After class ends, the other venture capitalist in the room, Drew Bewick of Tree House Ventures, says that just like traditional businesses, many social startups stall because they don't see themselves as a business.
"I see a lot of them fail after a year, because they didn't think of that sustainable piece," he says. "They're almost afraid to describe it as a business model."
For New Nonprofits, New Donors
Some of the new growth in social entrepreneurship may be coming from donors themselves. Many people with money to give away don't want to hand it over to foundations, who then dole it out as they choose.
Chuck Harris is a former executive with Goldman Sachs who's now working with social entrepreneurs. He says that over the past decade, the wealthy began turning to independent thinkers with new approaches to social problems.
"You were starting to see first-generation philanthropists who didn't inherit the money had made it themselves," he says.
These donors follow their own pattern of giving. Harris says that many of them "hoped to find the same kind of support for their decision-making in philanthropy that is readily available in the for-profit investment world."
Harris felt the same frustration.
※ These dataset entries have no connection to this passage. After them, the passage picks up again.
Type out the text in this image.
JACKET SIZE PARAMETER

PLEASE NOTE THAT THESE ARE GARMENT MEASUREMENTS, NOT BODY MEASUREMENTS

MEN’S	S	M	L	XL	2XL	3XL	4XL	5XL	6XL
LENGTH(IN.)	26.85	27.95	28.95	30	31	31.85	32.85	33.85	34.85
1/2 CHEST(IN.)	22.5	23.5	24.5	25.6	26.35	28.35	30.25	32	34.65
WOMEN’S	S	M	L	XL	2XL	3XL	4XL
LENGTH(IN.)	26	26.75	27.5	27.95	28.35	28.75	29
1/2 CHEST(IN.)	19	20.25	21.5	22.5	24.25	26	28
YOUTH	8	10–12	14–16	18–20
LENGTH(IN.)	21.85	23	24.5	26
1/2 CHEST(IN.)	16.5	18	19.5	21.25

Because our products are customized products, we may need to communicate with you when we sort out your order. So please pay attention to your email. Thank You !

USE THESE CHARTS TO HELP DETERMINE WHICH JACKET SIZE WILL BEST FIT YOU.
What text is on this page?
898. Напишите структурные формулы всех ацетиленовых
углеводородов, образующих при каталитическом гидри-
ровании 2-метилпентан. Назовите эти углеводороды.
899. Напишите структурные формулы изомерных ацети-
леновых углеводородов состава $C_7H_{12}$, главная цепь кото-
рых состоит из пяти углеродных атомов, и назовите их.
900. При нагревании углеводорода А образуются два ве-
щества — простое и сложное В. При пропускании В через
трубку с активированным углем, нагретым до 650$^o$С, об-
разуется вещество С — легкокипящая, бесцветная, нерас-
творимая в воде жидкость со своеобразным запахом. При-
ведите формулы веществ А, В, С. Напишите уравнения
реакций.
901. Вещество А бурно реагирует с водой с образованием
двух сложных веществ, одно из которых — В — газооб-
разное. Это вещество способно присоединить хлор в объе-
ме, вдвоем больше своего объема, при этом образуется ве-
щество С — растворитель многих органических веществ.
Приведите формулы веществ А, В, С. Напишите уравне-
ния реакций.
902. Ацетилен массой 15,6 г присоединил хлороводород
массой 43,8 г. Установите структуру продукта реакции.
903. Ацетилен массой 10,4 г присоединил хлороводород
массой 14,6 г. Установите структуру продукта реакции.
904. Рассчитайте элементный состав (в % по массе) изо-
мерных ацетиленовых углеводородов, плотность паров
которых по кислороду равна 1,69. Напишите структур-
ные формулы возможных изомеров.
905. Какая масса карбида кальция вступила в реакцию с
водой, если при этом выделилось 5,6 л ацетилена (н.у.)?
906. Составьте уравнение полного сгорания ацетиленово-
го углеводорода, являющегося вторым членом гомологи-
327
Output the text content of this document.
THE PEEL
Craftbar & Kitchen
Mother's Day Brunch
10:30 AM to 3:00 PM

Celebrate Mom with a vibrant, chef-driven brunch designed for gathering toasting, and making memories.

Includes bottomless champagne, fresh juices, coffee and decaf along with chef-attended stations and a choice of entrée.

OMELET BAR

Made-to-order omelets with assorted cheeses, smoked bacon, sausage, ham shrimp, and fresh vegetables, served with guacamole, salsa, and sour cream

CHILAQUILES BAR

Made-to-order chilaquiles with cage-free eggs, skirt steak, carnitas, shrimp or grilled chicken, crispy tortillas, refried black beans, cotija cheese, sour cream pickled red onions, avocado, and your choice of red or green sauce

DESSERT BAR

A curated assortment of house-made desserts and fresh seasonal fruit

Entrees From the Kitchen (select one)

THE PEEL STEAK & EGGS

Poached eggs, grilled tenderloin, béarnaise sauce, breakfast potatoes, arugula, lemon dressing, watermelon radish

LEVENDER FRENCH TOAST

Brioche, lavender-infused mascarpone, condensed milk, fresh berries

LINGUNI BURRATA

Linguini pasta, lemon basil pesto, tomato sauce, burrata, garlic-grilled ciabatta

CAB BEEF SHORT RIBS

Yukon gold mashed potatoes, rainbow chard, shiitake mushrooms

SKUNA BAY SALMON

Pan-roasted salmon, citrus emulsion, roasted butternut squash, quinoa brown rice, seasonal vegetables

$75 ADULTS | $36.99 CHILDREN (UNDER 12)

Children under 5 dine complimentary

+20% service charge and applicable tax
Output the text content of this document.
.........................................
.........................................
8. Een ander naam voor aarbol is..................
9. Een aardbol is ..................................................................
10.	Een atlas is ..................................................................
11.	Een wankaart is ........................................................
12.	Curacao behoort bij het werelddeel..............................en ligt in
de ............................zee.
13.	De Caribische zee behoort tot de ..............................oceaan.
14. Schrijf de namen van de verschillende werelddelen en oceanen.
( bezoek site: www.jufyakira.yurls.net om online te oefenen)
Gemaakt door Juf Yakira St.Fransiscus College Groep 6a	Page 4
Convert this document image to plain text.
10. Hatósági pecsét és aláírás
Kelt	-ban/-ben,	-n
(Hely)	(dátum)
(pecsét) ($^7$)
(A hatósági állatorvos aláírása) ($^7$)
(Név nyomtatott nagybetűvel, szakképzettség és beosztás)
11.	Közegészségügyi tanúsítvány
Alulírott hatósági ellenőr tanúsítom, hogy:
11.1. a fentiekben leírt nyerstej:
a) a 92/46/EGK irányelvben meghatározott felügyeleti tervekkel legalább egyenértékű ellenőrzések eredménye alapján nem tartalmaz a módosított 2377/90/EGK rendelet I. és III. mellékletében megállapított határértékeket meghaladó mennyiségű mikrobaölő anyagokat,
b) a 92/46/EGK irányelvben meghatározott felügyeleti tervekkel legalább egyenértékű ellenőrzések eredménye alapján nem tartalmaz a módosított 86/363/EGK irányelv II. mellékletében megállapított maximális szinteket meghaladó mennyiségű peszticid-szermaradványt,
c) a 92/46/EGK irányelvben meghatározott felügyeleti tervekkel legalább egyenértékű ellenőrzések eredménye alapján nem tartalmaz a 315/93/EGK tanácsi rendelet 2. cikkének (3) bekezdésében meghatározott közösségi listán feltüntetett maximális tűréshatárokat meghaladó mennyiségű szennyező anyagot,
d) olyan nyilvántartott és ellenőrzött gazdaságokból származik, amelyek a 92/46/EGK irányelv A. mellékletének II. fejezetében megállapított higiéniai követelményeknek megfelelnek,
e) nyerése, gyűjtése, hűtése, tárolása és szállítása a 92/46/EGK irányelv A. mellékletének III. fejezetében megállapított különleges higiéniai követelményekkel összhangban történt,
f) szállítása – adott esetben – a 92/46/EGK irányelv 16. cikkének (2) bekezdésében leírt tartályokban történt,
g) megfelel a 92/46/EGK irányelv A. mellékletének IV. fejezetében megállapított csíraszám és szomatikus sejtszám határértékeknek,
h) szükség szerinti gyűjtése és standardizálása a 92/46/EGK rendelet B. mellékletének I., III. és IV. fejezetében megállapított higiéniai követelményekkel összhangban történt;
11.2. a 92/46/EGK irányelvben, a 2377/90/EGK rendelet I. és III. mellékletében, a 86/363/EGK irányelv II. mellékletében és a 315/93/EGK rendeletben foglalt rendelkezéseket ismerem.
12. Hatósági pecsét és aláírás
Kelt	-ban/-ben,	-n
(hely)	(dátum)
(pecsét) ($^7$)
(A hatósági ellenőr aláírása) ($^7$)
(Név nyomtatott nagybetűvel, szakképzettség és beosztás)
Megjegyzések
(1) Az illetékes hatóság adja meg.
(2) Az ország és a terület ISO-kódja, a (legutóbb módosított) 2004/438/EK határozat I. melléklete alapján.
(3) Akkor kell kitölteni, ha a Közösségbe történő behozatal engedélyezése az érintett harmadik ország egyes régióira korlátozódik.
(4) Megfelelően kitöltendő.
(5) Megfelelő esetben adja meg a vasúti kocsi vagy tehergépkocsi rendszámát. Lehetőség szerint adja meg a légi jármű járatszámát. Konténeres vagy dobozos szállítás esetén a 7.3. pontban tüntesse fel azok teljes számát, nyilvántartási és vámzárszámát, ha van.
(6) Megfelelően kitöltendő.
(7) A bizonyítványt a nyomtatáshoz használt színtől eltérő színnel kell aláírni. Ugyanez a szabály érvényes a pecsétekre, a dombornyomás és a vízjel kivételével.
So he left Goldman Sachs and founded his own nonprofit, SeaChange Capital Partners. Now he's helping other social innovators run their operations more like traditional businesses. Harris says his advice could include looking more like a corporation, with a board of directors.
That's a step many are reluctant to take. But many nonprofits fail without good oversight. Gary Snyder, with the watchdog group Nonprofit Imperative, says that because social enterprises rely heavily on trust, they're prone to fraud.
"Anybody close to the money is typically untrained and not monitored," he says.